Since optical WDM networks are becoming one of the alternatives for building up backbones, dynamic routing, and wavelength assignment with delay constraints (DRWA-DC) in WDM networks with sparse wavelength conversions is important for a communication model to route requests subject to delay bounds. Since the NP-hard minimum Steiner tree problem can be reduced to the DRWA-DC problem, it is very unlikely to derive optimal solutions in a reasonable time for the DRWA-DC problem.
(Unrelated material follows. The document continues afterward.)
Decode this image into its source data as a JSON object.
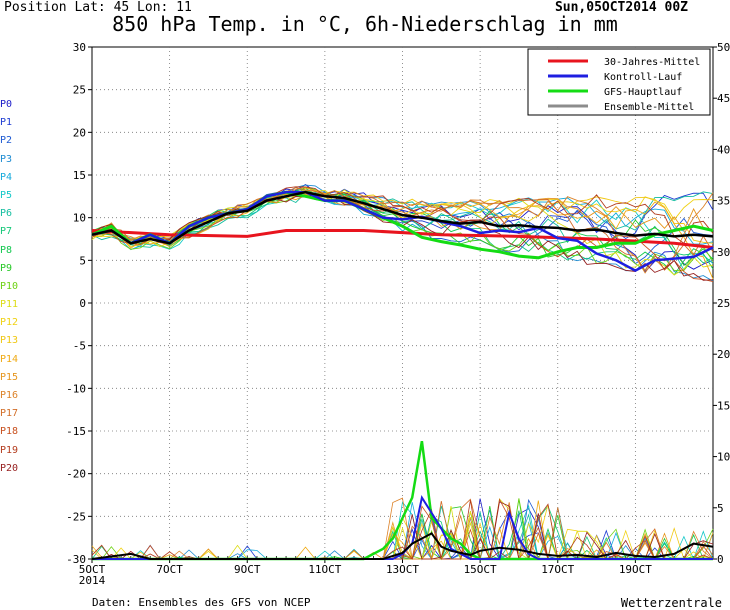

In this paper, we circumvent to apply a meta-heuristic based upon the ant colony optimization (ACO) approach to produce approximate solutions in a timely manner. In the literature, the ACO approach has been successfully applied to several well-known combinatorial optimization problems whose solutions might be in the form of paths on the associated graphs. The ACO algorithm proposed in this paper incorporates several new features so as to select wavelength links for which the communication cost and the transmission delay of routing the request can be minimized as much as possible subject to the specified delay bound. Computational experiments are designed and conducted to study the performance of the proposed algorithm. Comparing with the optimal solutions found by an ILP formulation, numerical results evince that the ACO algorithm is effective and robust in providing quality approximate solutions to the DRWA-DC problem.